Thursday, January 13, 2011

I Could Have Danced All Night


 Often teachers who uphold high standards face students who have no standards. In too many instances students receive inflated grades because standards of excellence vary from year to year, class to class. Add to this disparity, along with the ensuing confusion, the fact that we are smack in the middle of the age of entitlement and its bedfellow, zero accountability, and the classroom can become a treacherous place. When I face students who don’t understand why all their “hard work” doesn’t instantly add up to A’s, I first despair; then I offer this:
I spent several of my formative years in a ballet class designed to groom professional dancers, but even at the tender age of nine, I could tell that with all the hard work in the world, I was not going to be one of those professionals. Yes, I had the grace, the musical sensibilities, but I did not have an instep that started under my knee and an extension that tipped the clouds. Our teacher, Mme. T., was a beautiful, if severe, Russian woman whose days of dance glory had long since passed, but her keen eye and exacting standards dominated the room. She would start us at the barre and would glare at us with her stern, icy blue eyes as she marched around the class in ballet slippers with small wooden heels that clicked ominously with her every step. I remember the terror I would feel as she approached. We were to pull up, to stretch, to point fiercely, to turn out as far as we could. She would sometimes bend down to adjust a curled foot, but she always carried a polished wooden stick that she would use to tap us in whichever areas needed to be reminded to tuck in, straighten up, point hard, and turn out. 

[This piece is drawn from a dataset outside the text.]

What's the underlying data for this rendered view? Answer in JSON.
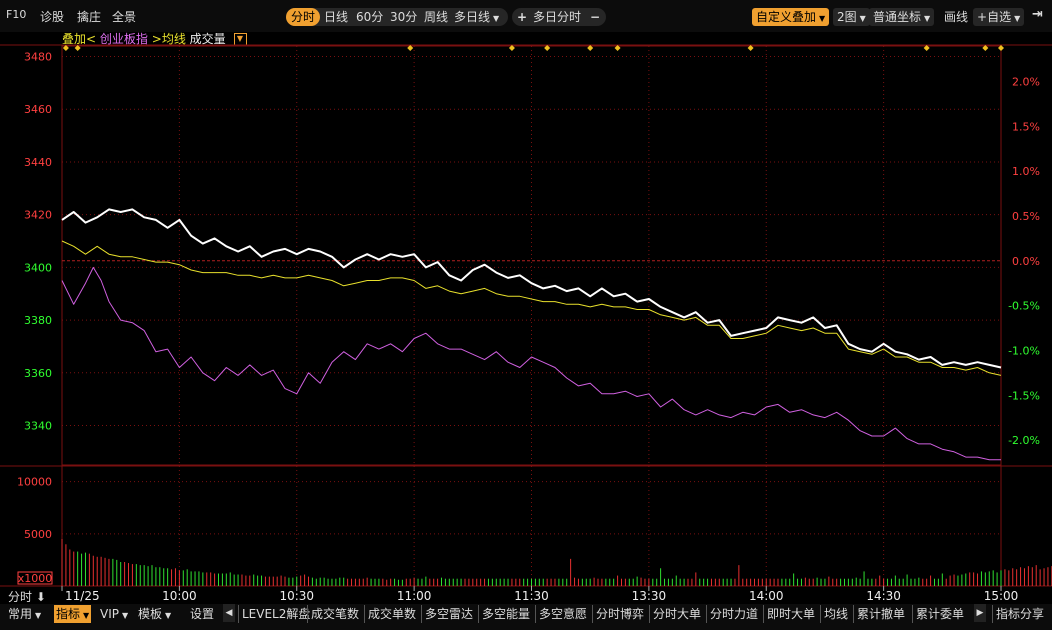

After the barre exercises, grueling for their stillness, we would line up to jeté, pirouette, chaîné, pas de bourré across the floor. The class pianist would rev-up, and we each would glide across the floor with as much fleet-footed grace and speed as we could muster. Then would come selection time for the center-of-the-floor exercises. Mme. T. would use her stick to point to us and indicate the spots where we were each to stand for this portion of the class. Invariably, I would make the back row, left corner. 
Now, you might ask, did my mother call to complain about the humiliation I must have suffered at being placed in the back of the room for every class? Or did I cry and feel dispirited because I was not making the kind of progress that would put me into the same league as the pre-professionals? Or did I ever say to myself, “This is just too hard, so I am not even going to try!”?  Or when I finally realized that I should not continue the classes because they would require too much after-school time for a student not on the professional track, did I say, “Well, since I can’t do it, I hate dance! NEVER AGAIN!”? And most important, did I EVER blame Mme T. for upholding standards that I clearly could not meet no matter how hard I tried?
The answer? A resounding NO!
Being in a room with excellence, where nearly unreachable standards were the norm, was a gift. I always knew where I stood, yes, in the back of the room.  And I always knew that even if I could not achieve greatness, greatness existed. For me, that was the truest comfort. To this day, I have taught all my classes with this thought in mind: genuine, hard work not empty praise and pandering (whether to students or parents) yields success and self-esteem. 
These days the only alumni contributions I make are to that ballet school’s scholarship fund; the only cultural contributions I make are to support dance performances in my city; and, most important, one of the only exercises I still love? Dance classes, of course!